I would never make the assumption that all men, married or single, leave their shoes around; or don’t talk good; or fail to close things; or don’t take care of their clothes; or don’t say what they mean. Not every kitchen has a row of condiments against the back-splash that are easy to reach yet out of the way. So not every husband fails to put the PAM back when he’s done spraying a pan. Most of the time, that scenario plays out like this: I sigh and put the can back inline. Once, I mentioned it to him – I expect you to put things back where they belong, I said; and he told me he doesn’t even see the can left out. It’s not in his realm of consciousness.
Certainly, not every wife is a neat freak and every husband a slob. I know a couple that are engineered in the exact opposite way: she’s the terribly messy one. And opposites don’t always attract: there could be a pair of perfectly marvelous and affectionate slobs married and living just next door (probably the same people who have a very powerful sub-woofer, God love ‘em!). Even though biology does dictate certain traits for each sex – male testosterone makes for physical strength in many cases and female estrogen can make for moodiness, being one or the other sex does not imply adherence to the socially accepted gender binary.
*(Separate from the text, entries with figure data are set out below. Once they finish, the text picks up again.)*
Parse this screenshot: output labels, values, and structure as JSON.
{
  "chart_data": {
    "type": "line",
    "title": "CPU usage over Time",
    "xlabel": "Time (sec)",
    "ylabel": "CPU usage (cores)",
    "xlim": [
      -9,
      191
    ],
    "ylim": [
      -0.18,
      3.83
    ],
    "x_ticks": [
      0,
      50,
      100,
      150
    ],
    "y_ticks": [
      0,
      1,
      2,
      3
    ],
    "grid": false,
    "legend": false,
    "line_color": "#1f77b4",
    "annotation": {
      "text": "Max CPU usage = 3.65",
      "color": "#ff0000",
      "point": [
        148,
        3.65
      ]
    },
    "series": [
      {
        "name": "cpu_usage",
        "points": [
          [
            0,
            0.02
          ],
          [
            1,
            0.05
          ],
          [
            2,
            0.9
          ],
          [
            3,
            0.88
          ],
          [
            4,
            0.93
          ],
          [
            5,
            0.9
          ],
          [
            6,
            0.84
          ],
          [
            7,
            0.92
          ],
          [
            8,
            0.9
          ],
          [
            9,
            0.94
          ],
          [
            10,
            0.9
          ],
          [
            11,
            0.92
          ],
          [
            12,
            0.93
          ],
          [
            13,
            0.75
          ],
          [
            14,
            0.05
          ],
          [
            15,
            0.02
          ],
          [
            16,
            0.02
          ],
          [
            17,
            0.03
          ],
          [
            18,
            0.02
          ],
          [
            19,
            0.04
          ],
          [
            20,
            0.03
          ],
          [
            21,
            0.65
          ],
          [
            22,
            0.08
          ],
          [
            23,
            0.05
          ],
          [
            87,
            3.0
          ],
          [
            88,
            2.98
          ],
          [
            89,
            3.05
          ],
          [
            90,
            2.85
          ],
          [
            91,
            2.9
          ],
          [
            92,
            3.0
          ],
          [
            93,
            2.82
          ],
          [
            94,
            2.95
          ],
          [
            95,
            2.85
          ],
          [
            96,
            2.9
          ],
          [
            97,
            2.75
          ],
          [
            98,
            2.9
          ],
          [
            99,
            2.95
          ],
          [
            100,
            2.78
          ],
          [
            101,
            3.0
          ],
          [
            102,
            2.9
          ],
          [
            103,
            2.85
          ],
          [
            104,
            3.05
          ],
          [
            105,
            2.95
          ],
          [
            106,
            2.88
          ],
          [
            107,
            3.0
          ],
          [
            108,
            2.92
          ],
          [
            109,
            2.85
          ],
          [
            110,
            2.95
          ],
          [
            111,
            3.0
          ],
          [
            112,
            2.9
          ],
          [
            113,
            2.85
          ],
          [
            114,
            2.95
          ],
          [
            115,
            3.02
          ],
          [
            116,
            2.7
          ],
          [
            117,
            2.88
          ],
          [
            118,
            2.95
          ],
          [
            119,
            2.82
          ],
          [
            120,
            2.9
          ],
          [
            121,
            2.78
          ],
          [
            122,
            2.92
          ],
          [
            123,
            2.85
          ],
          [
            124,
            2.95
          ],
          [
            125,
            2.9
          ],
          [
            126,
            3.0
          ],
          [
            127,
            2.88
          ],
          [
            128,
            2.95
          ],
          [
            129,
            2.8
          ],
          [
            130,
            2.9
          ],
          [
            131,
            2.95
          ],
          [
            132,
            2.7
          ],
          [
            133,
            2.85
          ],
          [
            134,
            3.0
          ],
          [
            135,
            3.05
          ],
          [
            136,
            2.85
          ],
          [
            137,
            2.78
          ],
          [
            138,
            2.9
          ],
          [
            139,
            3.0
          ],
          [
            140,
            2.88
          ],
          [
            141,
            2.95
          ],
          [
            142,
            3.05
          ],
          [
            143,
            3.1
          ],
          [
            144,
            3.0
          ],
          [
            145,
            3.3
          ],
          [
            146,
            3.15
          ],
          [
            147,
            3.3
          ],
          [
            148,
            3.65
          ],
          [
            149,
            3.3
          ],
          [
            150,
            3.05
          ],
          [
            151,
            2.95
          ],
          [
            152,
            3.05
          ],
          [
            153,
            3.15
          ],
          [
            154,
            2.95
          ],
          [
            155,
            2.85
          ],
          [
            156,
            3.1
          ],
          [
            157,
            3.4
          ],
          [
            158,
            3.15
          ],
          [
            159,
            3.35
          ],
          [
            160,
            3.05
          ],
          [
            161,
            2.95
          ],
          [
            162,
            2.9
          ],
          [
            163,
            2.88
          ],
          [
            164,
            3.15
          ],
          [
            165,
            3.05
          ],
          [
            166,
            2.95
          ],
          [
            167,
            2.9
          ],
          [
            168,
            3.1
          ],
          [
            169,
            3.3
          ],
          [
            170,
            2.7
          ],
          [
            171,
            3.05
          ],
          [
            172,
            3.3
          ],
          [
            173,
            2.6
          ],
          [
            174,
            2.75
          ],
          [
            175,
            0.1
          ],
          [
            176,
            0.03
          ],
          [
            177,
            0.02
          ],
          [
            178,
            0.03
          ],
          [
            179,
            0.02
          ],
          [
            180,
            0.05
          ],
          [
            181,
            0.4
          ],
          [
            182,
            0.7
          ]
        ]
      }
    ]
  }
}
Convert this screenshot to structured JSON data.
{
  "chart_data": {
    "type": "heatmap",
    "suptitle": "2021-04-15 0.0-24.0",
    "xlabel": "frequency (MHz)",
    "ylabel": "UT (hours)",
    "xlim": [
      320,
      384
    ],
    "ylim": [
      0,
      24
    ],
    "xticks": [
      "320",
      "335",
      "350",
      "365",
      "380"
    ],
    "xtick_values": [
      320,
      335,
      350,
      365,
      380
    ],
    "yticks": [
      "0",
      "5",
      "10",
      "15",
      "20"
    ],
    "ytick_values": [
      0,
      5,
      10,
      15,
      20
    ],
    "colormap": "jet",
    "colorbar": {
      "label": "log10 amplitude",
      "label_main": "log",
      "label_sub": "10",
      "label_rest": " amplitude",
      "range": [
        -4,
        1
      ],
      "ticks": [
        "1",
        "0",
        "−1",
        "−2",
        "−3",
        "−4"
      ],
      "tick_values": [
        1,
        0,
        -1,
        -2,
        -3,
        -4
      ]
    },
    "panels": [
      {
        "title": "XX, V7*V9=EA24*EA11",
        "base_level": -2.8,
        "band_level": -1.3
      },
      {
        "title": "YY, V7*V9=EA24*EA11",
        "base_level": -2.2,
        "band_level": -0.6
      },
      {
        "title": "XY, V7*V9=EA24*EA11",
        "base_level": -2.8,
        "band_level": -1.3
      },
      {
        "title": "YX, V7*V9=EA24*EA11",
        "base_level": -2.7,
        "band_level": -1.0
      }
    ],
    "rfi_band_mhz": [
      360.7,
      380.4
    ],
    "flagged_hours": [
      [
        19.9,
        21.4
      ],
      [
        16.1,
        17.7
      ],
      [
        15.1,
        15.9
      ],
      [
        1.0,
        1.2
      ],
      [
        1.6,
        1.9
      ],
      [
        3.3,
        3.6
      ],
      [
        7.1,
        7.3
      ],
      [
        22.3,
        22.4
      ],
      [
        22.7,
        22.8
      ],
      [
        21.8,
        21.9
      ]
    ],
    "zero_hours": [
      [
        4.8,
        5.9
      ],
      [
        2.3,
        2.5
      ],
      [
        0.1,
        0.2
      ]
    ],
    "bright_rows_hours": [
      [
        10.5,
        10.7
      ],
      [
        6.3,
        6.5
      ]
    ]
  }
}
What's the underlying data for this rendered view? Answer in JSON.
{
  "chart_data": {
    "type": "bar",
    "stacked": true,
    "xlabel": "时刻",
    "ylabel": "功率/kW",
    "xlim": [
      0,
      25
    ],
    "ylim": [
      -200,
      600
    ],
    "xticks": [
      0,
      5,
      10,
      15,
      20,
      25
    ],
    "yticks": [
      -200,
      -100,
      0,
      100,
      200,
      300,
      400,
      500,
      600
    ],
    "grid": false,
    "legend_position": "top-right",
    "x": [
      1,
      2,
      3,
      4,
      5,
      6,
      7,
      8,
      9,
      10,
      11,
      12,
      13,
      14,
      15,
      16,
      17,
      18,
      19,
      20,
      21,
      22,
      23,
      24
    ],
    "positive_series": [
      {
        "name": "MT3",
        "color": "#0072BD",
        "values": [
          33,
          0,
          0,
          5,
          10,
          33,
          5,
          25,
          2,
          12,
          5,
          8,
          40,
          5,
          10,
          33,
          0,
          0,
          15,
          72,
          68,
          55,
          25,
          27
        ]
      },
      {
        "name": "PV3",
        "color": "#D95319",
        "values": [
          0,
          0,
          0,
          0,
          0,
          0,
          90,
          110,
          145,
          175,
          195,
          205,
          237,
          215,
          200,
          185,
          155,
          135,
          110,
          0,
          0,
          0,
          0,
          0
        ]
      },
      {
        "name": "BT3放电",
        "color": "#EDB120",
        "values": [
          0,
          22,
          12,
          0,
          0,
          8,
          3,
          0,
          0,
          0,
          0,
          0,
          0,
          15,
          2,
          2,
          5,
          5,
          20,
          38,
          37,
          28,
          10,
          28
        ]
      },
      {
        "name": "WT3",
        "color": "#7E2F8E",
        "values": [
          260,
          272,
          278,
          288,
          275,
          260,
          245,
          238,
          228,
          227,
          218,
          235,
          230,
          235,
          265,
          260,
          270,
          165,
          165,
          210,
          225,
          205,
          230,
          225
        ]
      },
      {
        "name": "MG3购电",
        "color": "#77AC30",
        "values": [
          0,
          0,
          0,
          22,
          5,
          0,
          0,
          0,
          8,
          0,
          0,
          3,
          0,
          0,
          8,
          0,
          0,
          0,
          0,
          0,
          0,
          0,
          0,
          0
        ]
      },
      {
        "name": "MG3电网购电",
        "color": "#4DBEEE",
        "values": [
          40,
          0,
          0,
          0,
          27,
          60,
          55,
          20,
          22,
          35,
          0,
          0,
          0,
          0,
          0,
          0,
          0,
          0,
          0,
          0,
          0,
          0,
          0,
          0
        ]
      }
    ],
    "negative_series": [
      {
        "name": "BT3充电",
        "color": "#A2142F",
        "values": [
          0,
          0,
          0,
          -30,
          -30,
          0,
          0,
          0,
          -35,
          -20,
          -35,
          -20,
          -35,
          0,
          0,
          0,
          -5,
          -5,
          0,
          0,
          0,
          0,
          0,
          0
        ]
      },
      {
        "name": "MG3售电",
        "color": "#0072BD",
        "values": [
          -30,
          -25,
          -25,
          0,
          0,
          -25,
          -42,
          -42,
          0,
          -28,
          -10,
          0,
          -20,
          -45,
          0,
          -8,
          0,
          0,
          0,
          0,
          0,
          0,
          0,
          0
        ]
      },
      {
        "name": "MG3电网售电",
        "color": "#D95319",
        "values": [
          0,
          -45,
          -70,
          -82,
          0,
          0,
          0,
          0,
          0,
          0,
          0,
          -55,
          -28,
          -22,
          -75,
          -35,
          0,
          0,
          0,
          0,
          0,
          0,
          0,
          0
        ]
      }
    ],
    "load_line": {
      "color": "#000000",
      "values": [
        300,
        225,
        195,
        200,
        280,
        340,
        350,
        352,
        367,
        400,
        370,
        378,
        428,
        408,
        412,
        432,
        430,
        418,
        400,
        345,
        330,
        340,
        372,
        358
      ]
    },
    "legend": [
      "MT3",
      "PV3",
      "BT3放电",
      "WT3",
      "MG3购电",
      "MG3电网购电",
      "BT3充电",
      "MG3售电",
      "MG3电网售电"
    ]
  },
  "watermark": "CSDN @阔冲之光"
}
Not every man is a well-intentioned simpleton and not every woman a lunatic shrew.
The title of this essay is “My wonderful/lazy/thoughtful/crazy husband.” Let me explain that despite his shortcomings, my husband is primarily wonderful. He doesn’t beat or rape me, which should be a given, but is not – so I mention it, even though it doesn’t earn him extra points. He often tells me how wonderful/loving/beautiful/smart/strong I am. He sometimes brings me flowers, which he thinks to pick up on his way home from a grueling day at the office. He remembers to say “I love you” every day, even if I’ve already removed my makeup. And, when at the supermarket, he always returns the grocery carriage to its nearest stall so that it doesn’t block traffic in the parking lot. In short: he is a lovely person!
At the end of the day, shouldn’t every relationship guide be about helping two different people get along rather than reducing people to the expectations of their respective sexes? Shouldn’t the book tell of scenarios between “Person One” and “Person Two” rather than “Man” and “Woman?” Because aren’t we all special…if not in the grand scheme of things, at least to the person(s) who love(s) us?